I think this lemma is indeed true.
$G$ is a continuous function on $[0,1]$ (trivial) therefore it has a maximum and a minimum. We want to check at least one is not attained at 0 or 1. If F is nonzero and $F(1)=0$, then G takes nonzero values and one of the extrema is not attained at 0 or 1. Now suppose F(1) is positive (if necessary consider $-F$; if it's zero, then since). $G(0)=0$ and $G$ takes positive values hence 0 is not the maximum of $G$ on $[0,1]$. We'll now prove $G(1)$ is not the maximum of $G$.
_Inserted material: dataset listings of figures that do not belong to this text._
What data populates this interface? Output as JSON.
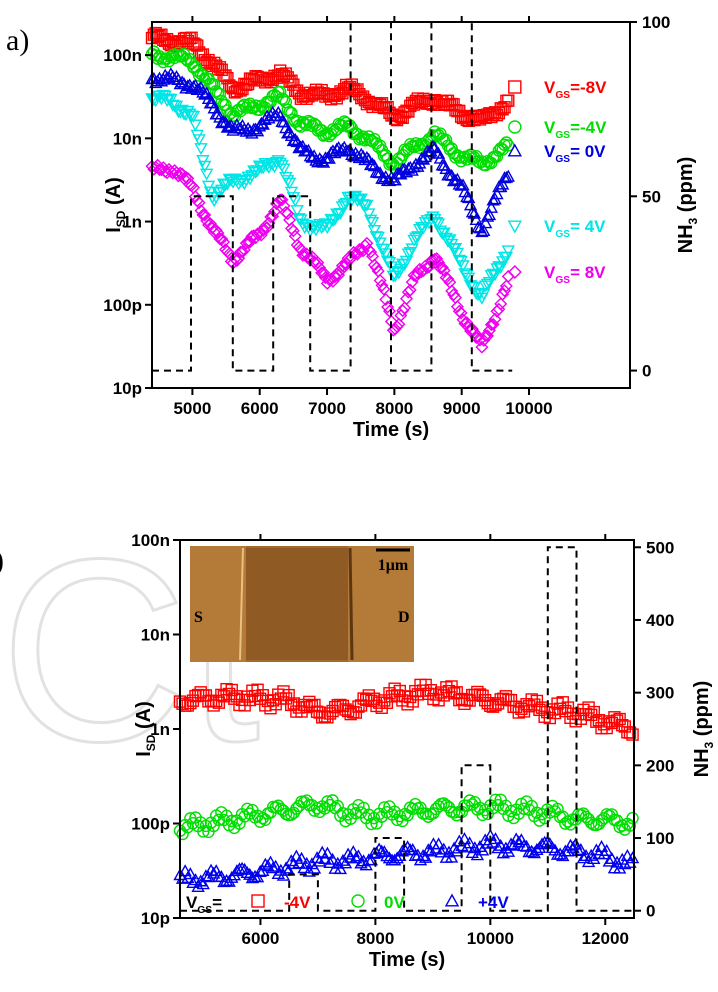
{
  "chart_data": [
    {
      "panel": "a)",
      "type": "scatter",
      "xlabel": "Time (s)",
      "ylabel_main": "I",
      "ylabel_sub": "SD",
      "ylabel_unit": "(A)",
      "y2label_main": "NH",
      "y2label_sub": "3",
      "y2label_unit": "(ppm)",
      "xlim": [
        4400,
        11500
      ],
      "ylim_log": [
        1e-11,
        2.5e-07
      ],
      "y2lim": [
        -5,
        100
      ],
      "y_scale": "log",
      "x_ticks": [
        5000,
        6000,
        7000,
        8000,
        9000,
        10000
      ],
      "x_tick_labels": [
        "5000",
        "6000",
        "7000",
        "8000",
        "9000",
        "10000"
      ],
      "y_ticks": [
        1e-11,
        1e-10,
        1e-09,
        1e-08,
        1e-07
      ],
      "y_tick_labels": [
        "10p",
        "100p",
        "1n",
        "10n",
        "100n"
      ],
      "y2_ticks": [
        0,
        50,
        100
      ],
      "y2_tick_labels": [
        "0",
        "50",
        "100"
      ],
      "series": [
        {
          "name_main": "V",
          "name_sub": "GS",
          "name_val": "=-8V",
          "color": "#ff0000",
          "marker": "square",
          "x": [
            4400,
            4700,
            5000,
            5300,
            5600,
            6000,
            6300,
            6600,
            7000,
            7300,
            7600,
            8000,
            8300,
            8600,
            9000,
            9300,
            9700
          ],
          "y": [
            1.6e-07,
            1.5e-07,
            1.4e-07,
            8e-08,
            4e-08,
            5e-08,
            6e-08,
            3.5e-08,
            3.2e-08,
            4e-08,
            3e-08,
            1.8e-08,
            2.5e-08,
            3e-08,
            2e-08,
            1.6e-08,
            2.8e-08
          ]
        },
        {
          "name_main": "V",
          "name_sub": "GS",
          "name_val": "=-4V",
          "color": "#00dd00",
          "marker": "circle",
          "x": [
            4400,
            4700,
            5000,
            5300,
            5600,
            6000,
            6300,
            6600,
            7000,
            7300,
            7600,
            8000,
            8300,
            8600,
            9000,
            9300,
            9700
          ],
          "y": [
            1e-07,
            9.5e-08,
            8.5e-08,
            4e-08,
            2e-08,
            2.5e-08,
            3.2e-08,
            1.5e-08,
            1.2e-08,
            1.4e-08,
            1e-08,
            5e-09,
            8e-09,
            1.1e-08,
            6e-09,
            5e-09,
            8e-09
          ]
        },
        {
          "name_main": "V",
          "name_sub": "GS",
          "name_val": "= 0V",
          "color": "#0000dd",
          "marker": "triangle",
          "x": [
            4400,
            4700,
            5000,
            5300,
            5600,
            6000,
            6300,
            6600,
            7000,
            7300,
            7600,
            8000,
            8300,
            8600,
            9000,
            9300,
            9700
          ],
          "y": [
            5.5e-08,
            5e-08,
            4.5e-08,
            2.5e-08,
            1.2e-08,
            1.4e-08,
            2e-08,
            7e-09,
            5.5e-09,
            8e-09,
            5e-09,
            3e-09,
            5e-09,
            7e-09,
            2.5e-09,
            8e-10,
            4e-09
          ]
        },
        {
          "name_main": "V",
          "name_sub": "GS",
          "name_val": "= 4V",
          "color": "#00e5e5",
          "marker": "triangle-down",
          "x": [
            4400,
            4700,
            5000,
            5300,
            5600,
            6000,
            6300,
            6600,
            7000,
            7300,
            7600,
            8000,
            8300,
            8600,
            9000,
            9300,
            9700
          ],
          "y": [
            3e-08,
            2.8e-08,
            1.8e-08,
            2e-09,
            3e-09,
            4e-09,
            6e-09,
            1e-09,
            8e-10,
            2e-09,
            1.5e-09,
            2e-10,
            6e-10,
            1.2e-09,
            3e-10,
            1.2e-10,
            5e-10
          ]
        },
        {
          "name_main": "V",
          "name_sub": "GS",
          "name_val": "= 8V",
          "color": "#ee00ee",
          "marker": "diamond",
          "x": [
            4400,
            4700,
            5000,
            5300,
            5600,
            6000,
            6300,
            6600,
            7000,
            7300,
            7600,
            8000,
            8300,
            8600,
            9000,
            9300,
            9700
          ],
          "y": [
            4e-09,
            4.5e-09,
            2.5e-09,
            8e-10,
            3.5e-10,
            7e-10,
            1.8e-09,
            5e-10,
            2e-10,
            3e-10,
            6e-10,
            5e-11,
            2e-10,
            4e-10,
            8e-11,
            3e-11,
            2e-10
          ]
        }
      ],
      "nh3_steps": {
        "x": [
          4400,
          4980,
          4980,
          5600,
          5600,
          6200,
          6200,
          6750,
          6750,
          7350,
          7350,
          7950,
          7950,
          8550,
          8550,
          9150,
          9150,
          9750
        ],
        "y": [
          0,
          0,
          50,
          50,
          0,
          0,
          50,
          50,
          0,
          0,
          100,
          100,
          0,
          0,
          100,
          100,
          0,
          0
        ]
      }
    },
    {
      "panel": ")",
      "type": "scatter",
      "xlabel": "Time (s)",
      "ylabel_main": "I",
      "ylabel_sub": "SD",
      "ylabel_unit": "(A)",
      "y2label_main": "NH",
      "y2label_sub": "3",
      "y2label_unit": "(ppm)",
      "xlim": [
        4600,
        12500
      ],
      "ylim_log": [
        1e-11,
        1e-07
      ],
      "y2lim": [
        -10,
        510
      ],
      "y_scale": "log",
      "x_ticks": [
        6000,
        8000,
        10000,
        12000
      ],
      "x_tick_labels": [
        "6000",
        "8000",
        "10000",
        "12000"
      ],
      "y_ticks": [
        1e-11,
        1e-10,
        1e-09,
        1e-08,
        1e-07
      ],
      "y_tick_labels": [
        "10p",
        "100p",
        "1n",
        "10n",
        "100n"
      ],
      "y2_ticks": [
        0,
        100,
        200,
        300,
        400,
        500
      ],
      "y2_tick_labels": [
        "0",
        "100",
        "200",
        "300",
        "400",
        "500"
      ],
      "legend_prefix_main": "V",
      "legend_prefix_sub": "GS",
      "legend_prefix_eq": "=",
      "series": [
        {
          "name": "-4V",
          "color": "#ff0000",
          "marker": "square",
          "x": [
            4600,
            5500,
            6500,
            7000,
            7500,
            8000,
            9000,
            10000,
            11000,
            11500,
            12000,
            12500
          ],
          "y": [
            2e-09,
            2.2e-09,
            2e-09,
            1.5e-09,
            1.6e-09,
            2e-09,
            2.5e-09,
            2e-09,
            1.6e-09,
            1.5e-09,
            1.2e-09,
            1e-09
          ]
        },
        {
          "name": "0V",
          "color": "#00dd00",
          "marker": "circle",
          "x": [
            4600,
            5500,
            6500,
            7000,
            7500,
            8000,
            9000,
            10000,
            11000,
            11500,
            12000,
            12500
          ],
          "y": [
            9e-11,
            1.1e-10,
            1.4e-10,
            1.6e-10,
            1.3e-10,
            1.2e-10,
            1.4e-10,
            1.5e-10,
            1.3e-10,
            1.1e-10,
            1.1e-10,
            1e-10
          ]
        },
        {
          "name": "+4V",
          "color": "#0000ee",
          "marker": "triangle",
          "x": [
            4600,
            5500,
            6500,
            7000,
            7500,
            8000,
            9000,
            10000,
            11000,
            11500,
            12000,
            12500
          ],
          "y": [
            2.5e-11,
            2.8e-11,
            3.5e-11,
            4e-11,
            4e-11,
            4.5e-11,
            5e-11,
            6e-11,
            5.5e-11,
            5e-11,
            4.5e-11,
            3.5e-11
          ]
        }
      ],
      "nh3_steps": {
        "x": [
          4600,
          6500,
          6500,
          7000,
          7000,
          8000,
          8000,
          8500,
          8500,
          9500,
          9500,
          10000,
          10000,
          11000,
          11000,
          11500,
          11500,
          12500
        ],
        "y": [
          0,
          0,
          50,
          50,
          0,
          0,
          100,
          100,
          0,
          0,
          200,
          200,
          0,
          0,
          500,
          500,
          0,
          0
        ]
      },
      "inset": {
        "label_left": "S",
        "label_right": "D",
        "scale_label": "1μm"
      }
    }
  ]
}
Suppose $\forall x \in [0,1], G(x) \leq G(1)$, therefore $\forall x \in [0,1], F(x) \leq x F(1) = \varphi(x)$. $F(1-h) = F(1) + o(h)$ (since $F'(1)=0$) and \phi(1-h) = F(1) - h F'(1). So, F(1-h) - \varphi(1-h) = h F'(1) + o(h); this is positive in a neighborhood of zero. Contradiction reached, therefore $G(1)$ is not the maximum of $G$.
$G$ hence attains a maximum at a point $c \in (0,1)$; therefore, G'(c)=0.
(I'm not 100% sure it is correct, since it does not use the $C^2$ hypothesis.